Chinese internet giant Baidu has secured permits to offer a fully driverless commercial robotaxi service, with no human driver present, in Chongqing and Wuhan via the company’s autonomous ride-hailing unit, Apollo Go.
Baidu’s wins in Wuhan and Chongqing come a few months after the company scored a permit to provide driverless ride-hailing services to the public on open roads in Beijing. The difference here is the service in Beijing is still not a commercial service — Baidu is offering free driverless rides in the name of R&D and public acceptance — and Beijing’s permit still requires a human operator in the front passenger seat of the vehicle.

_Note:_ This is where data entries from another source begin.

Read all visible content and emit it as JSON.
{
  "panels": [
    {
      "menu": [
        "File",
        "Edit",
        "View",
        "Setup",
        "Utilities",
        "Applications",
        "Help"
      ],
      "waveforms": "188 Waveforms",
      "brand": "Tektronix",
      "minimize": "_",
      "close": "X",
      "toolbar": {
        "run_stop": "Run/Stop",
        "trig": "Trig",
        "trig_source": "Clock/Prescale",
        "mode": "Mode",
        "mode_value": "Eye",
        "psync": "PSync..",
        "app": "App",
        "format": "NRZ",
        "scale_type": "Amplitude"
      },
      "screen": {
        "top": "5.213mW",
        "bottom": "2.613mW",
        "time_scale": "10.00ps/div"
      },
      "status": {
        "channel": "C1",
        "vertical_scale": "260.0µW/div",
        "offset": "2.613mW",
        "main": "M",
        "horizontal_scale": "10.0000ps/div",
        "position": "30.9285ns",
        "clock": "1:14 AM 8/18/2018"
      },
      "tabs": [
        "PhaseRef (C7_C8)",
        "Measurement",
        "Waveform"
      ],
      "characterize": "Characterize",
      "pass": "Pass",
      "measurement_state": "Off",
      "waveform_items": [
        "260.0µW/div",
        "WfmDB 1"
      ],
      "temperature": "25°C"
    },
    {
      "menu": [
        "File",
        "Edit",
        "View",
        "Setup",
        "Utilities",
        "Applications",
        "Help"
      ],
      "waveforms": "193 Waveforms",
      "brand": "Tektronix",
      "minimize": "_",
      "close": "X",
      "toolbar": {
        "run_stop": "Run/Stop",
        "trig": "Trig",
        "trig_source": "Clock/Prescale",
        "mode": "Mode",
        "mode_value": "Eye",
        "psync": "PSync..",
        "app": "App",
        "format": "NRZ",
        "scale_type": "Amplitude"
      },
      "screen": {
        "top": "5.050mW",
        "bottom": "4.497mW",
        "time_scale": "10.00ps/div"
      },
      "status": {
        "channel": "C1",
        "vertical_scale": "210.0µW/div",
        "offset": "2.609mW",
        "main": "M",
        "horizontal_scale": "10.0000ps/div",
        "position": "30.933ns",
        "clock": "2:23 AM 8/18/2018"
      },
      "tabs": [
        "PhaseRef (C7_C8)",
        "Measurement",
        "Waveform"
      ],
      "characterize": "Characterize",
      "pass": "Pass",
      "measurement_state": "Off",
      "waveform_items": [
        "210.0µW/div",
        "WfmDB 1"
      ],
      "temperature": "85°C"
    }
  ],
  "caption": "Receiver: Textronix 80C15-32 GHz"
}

When Baidu launches in Wuhan and Chongqing, it’ll be the first time an autonomous vehicle company is able to offer a fully driverless ride-hailing service in China, Baidu claimed. Meanwhile in the U.S., Cruise recently began offering a driverless commercial service in San Francisco, and Waymo has been offering one in Arizona since 2020.

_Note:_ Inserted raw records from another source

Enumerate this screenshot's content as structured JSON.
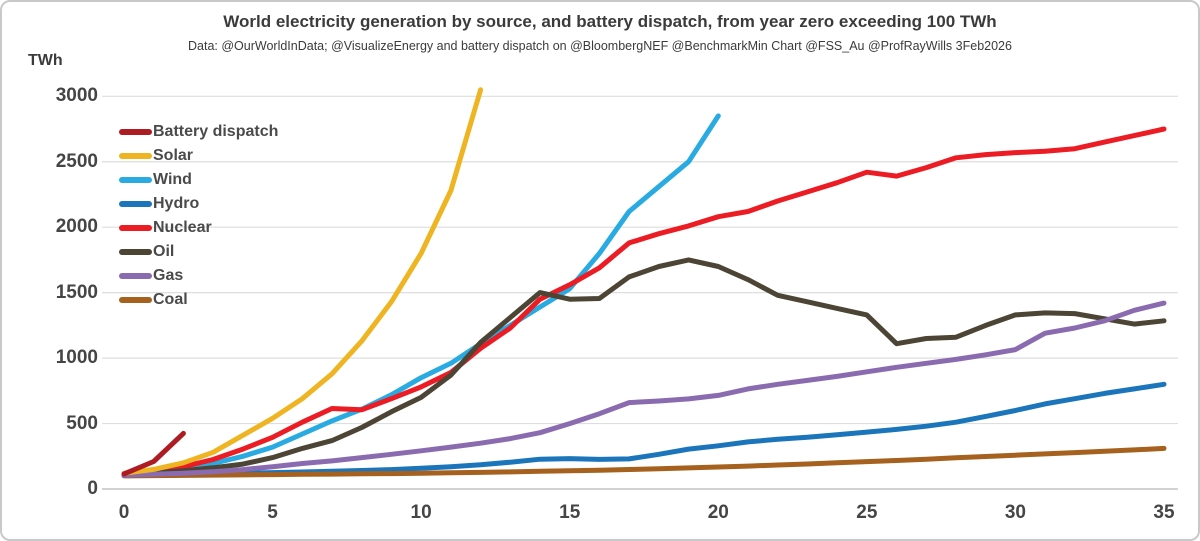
{
  "header": {
    "title": "World electricity generation by source, and battery dispatch, from year zero exceeding 100 TWh",
    "subtitle": "Data: @OurWorldInData; @VisualizeEnergy and battery dispatch on @BloombergNEF @BenchmarkMin Chart @FSS_Au @ProfRayWills  3Feb2026"
  },
  "y_axis": {
    "unit_label": "TWh",
    "ticks": [
      3000,
      2500,
      2000,
      1500,
      1000,
      500,
      0
    ]
  },
  "x_axis": {
    "ticks": [
      0,
      5,
      10,
      15,
      20,
      25,
      30,
      35
    ]
  },
  "chart_data": {
    "type": "line",
    "title": "World electricity generation by source, and battery dispatch, from year zero exceeding 100 TWh",
    "xlabel": "",
    "ylabel": "TWh",
    "x_range": [
      0,
      35
    ],
    "y_range": [
      0,
      3000
    ],
    "grid": true,
    "legend_position": "top-left",
    "gridline_color": "#dedede",
    "zeroline_color": "#c2c2c2",
    "series": [
      {
        "name": "Battery dispatch",
        "color": "#ae1c23",
        "x": [
          0,
          1,
          2
        ],
        "values": [
          115,
          210,
          425
        ]
      },
      {
        "name": "Solar",
        "color": "#efb421",
        "x": [
          0,
          1,
          2,
          3,
          4,
          5,
          6,
          7,
          8,
          9,
          10,
          11,
          12
        ],
        "values": [
          120,
          150,
          200,
          280,
          410,
          540,
          690,
          880,
          1130,
          1430,
          1800,
          2280,
          3050
        ]
      },
      {
        "name": "Wind",
        "color": "#29abe2",
        "x": [
          0,
          1,
          2,
          3,
          4,
          5,
          6,
          7,
          8,
          9,
          10,
          11,
          12,
          13,
          14,
          15,
          16,
          17,
          18,
          19,
          20
        ],
        "values": [
          110,
          130,
          155,
          195,
          250,
          320,
          420,
          520,
          610,
          720,
          850,
          960,
          1110,
          1250,
          1390,
          1530,
          1800,
          2120,
          2310,
          2500,
          2850
        ]
      },
      {
        "name": "Hydro",
        "color": "#1b75bb",
        "x": [
          0,
          1,
          2,
          3,
          4,
          5,
          6,
          7,
          8,
          9,
          10,
          11,
          12,
          13,
          14,
          15,
          16,
          17,
          18,
          19,
          20,
          21,
          22,
          23,
          24,
          25,
          26,
          27,
          28,
          29,
          30,
          31,
          32,
          33,
          34,
          35
        ],
        "values": [
          105,
          110,
          113,
          116,
          120,
          125,
          130,
          136,
          141,
          148,
          158,
          170,
          185,
          205,
          228,
          232,
          226,
          230,
          265,
          305,
          330,
          360,
          380,
          395,
          415,
          435,
          455,
          480,
          510,
          555,
          600,
          650,
          690,
          730,
          765,
          800
        ]
      },
      {
        "name": "Nuclear",
        "color": "#ec1c24",
        "x": [
          0,
          1,
          2,
          3,
          4,
          5,
          6,
          7,
          8,
          9,
          10,
          11,
          12,
          13,
          14,
          15,
          16,
          17,
          18,
          19,
          20,
          21,
          22,
          23,
          24,
          25,
          26,
          27,
          28,
          29,
          30,
          31,
          32,
          33,
          34,
          35
        ],
        "values": [
          110,
          140,
          170,
          225,
          305,
          395,
          510,
          615,
          605,
          690,
          780,
          890,
          1075,
          1230,
          1450,
          1560,
          1690,
          1880,
          1950,
          2010,
          2080,
          2120,
          2200,
          2270,
          2340,
          2420,
          2390,
          2455,
          2530,
          2555,
          2570,
          2580,
          2600,
          2650,
          2700,
          2750
        ]
      },
      {
        "name": "Oil",
        "color": "#4c4434",
        "x": [
          0,
          1,
          2,
          3,
          4,
          5,
          6,
          7,
          8,
          9,
          10,
          11,
          12,
          13,
          14,
          15,
          16,
          17,
          18,
          19,
          20,
          21,
          22,
          23,
          24,
          25,
          26,
          27,
          28,
          29,
          30,
          31,
          32,
          33,
          34,
          35
        ],
        "values": [
          108,
          122,
          140,
          162,
          190,
          240,
          310,
          370,
          470,
          590,
          700,
          870,
          1120,
          1310,
          1500,
          1450,
          1455,
          1620,
          1700,
          1750,
          1700,
          1600,
          1480,
          1430,
          1380,
          1330,
          1110,
          1150,
          1160,
          1250,
          1330,
          1345,
          1340,
          1300,
          1260,
          1285
        ]
      },
      {
        "name": "Gas",
        "color": "#8a6bb0",
        "x": [
          0,
          1,
          2,
          3,
          4,
          5,
          6,
          7,
          8,
          9,
          10,
          11,
          12,
          13,
          14,
          15,
          16,
          17,
          18,
          19,
          20,
          21,
          22,
          23,
          24,
          25,
          26,
          27,
          28,
          29,
          30,
          31,
          32,
          33,
          34,
          35
        ],
        "values": [
          105,
          112,
          120,
          132,
          148,
          170,
          195,
          215,
          240,
          265,
          292,
          320,
          350,
          385,
          430,
          500,
          575,
          660,
          672,
          688,
          715,
          765,
          800,
          830,
          860,
          895,
          930,
          960,
          990,
          1025,
          1065,
          1190,
          1230,
          1285,
          1365,
          1420
        ]
      },
      {
        "name": "Coal",
        "color": "#a6611e",
        "x": [
          0,
          1,
          2,
          3,
          4,
          5,
          6,
          7,
          8,
          9,
          10,
          11,
          12,
          13,
          14,
          15,
          16,
          17,
          18,
          19,
          20,
          21,
          22,
          23,
          24,
          25,
          26,
          27,
          28,
          29,
          30,
          31,
          32,
          33,
          34,
          35
        ],
        "values": [
          100,
          102,
          104,
          106,
          108,
          110,
          112,
          114,
          116,
          118,
          121,
          124,
          127,
          131,
          135,
          139,
          144,
          149,
          155,
          161,
          168,
          175,
          183,
          191,
          200,
          209,
          218,
          228,
          238,
          248,
          258,
          268,
          278,
          289,
          299,
          310
        ]
      }
    ]
  }
}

“This is a tremendous qualitative change,” said Wei Dong, vice president and chief safety operation officer of Baidu’s Intelligent Driving Group, in a statement. “We believe these permits are a key milestone on the path to the inflection point when the industry can finally roll out fully autonomous driving services at scale.”
In Wuhan, Baidu’s service will operate from 9 a.m. to 5 p.m and cover a 13 square kilometer area in the city’s Economic and Technological Development zone, which is known as China’s ‘Auto City.’ Chongqing’s service will run from 9:30 a.m. to 4:30 p.m. in a 30 square kilometer area in Yongchuan District. Each city will have a fleet of five Apollo 5th generation robotaxis, according to Baidu.
The zones where Baidu will operate aren’t densely populated, and they feature many new, wide roads that make it easier to operate autonomous systems. Both cities provide favorable regulatory and technological environments for Baidu to kick off its first commercial driverless service. In Chongqing, the Yongchuan District has been a pilot zone for autonomous driving, in which 30 robotaxis have accumulated 1 million kilometers’ worth of test driving.
The zone in Wuhan where Apollo Go will operate has revamped 321 kilometers of roads for testing AVs since 2021, which includes 106 kilometers’ worth that are covered by 5G-powered vehicle-to-everything (V2X) infrastructure. AVs can rely on V2X technology to collect real time information about their surrounding environment and share those perceptions with other vehicles or infrastructure, essentially giving the robotaxis another form of sensor to fall back on, aside from onboard lidar, radar and cameras. V2X infrastructure also helps Baidu monitor vehicles remotely and pilot the vehicles if necessary.
Last month, Baidu revealed the designs for its sixth generation electric robotaxi, the Apollo RT6 EV, which is a cross between an SUV and a minivan that comes with a detachable steering wheel. The company said it was able to trim production costs by developing the battery electric architecture in house, bringing the per-vehicle cost to $37,000 per unit. This will help Baidu get to a point of small scale testing and deployment of the RT6 by next year, branching out to large scale in 2024.
Aside from its new service in Wuhan and Chongqing and its driverless service in Beijing, Apollo Go also has a presence in Shanghai, Shenzhen, Guangzhou, Changsha, Cangzhou, Yangquan and Wuzhen. Baidu said it plans to expand its ride-hailing service to 65 cities by 2025 and 100 cities by 2030. By the end of this year, Baidu expects to add another 300 Apollo 5th gen robotaxis to its existing fleet, the company said.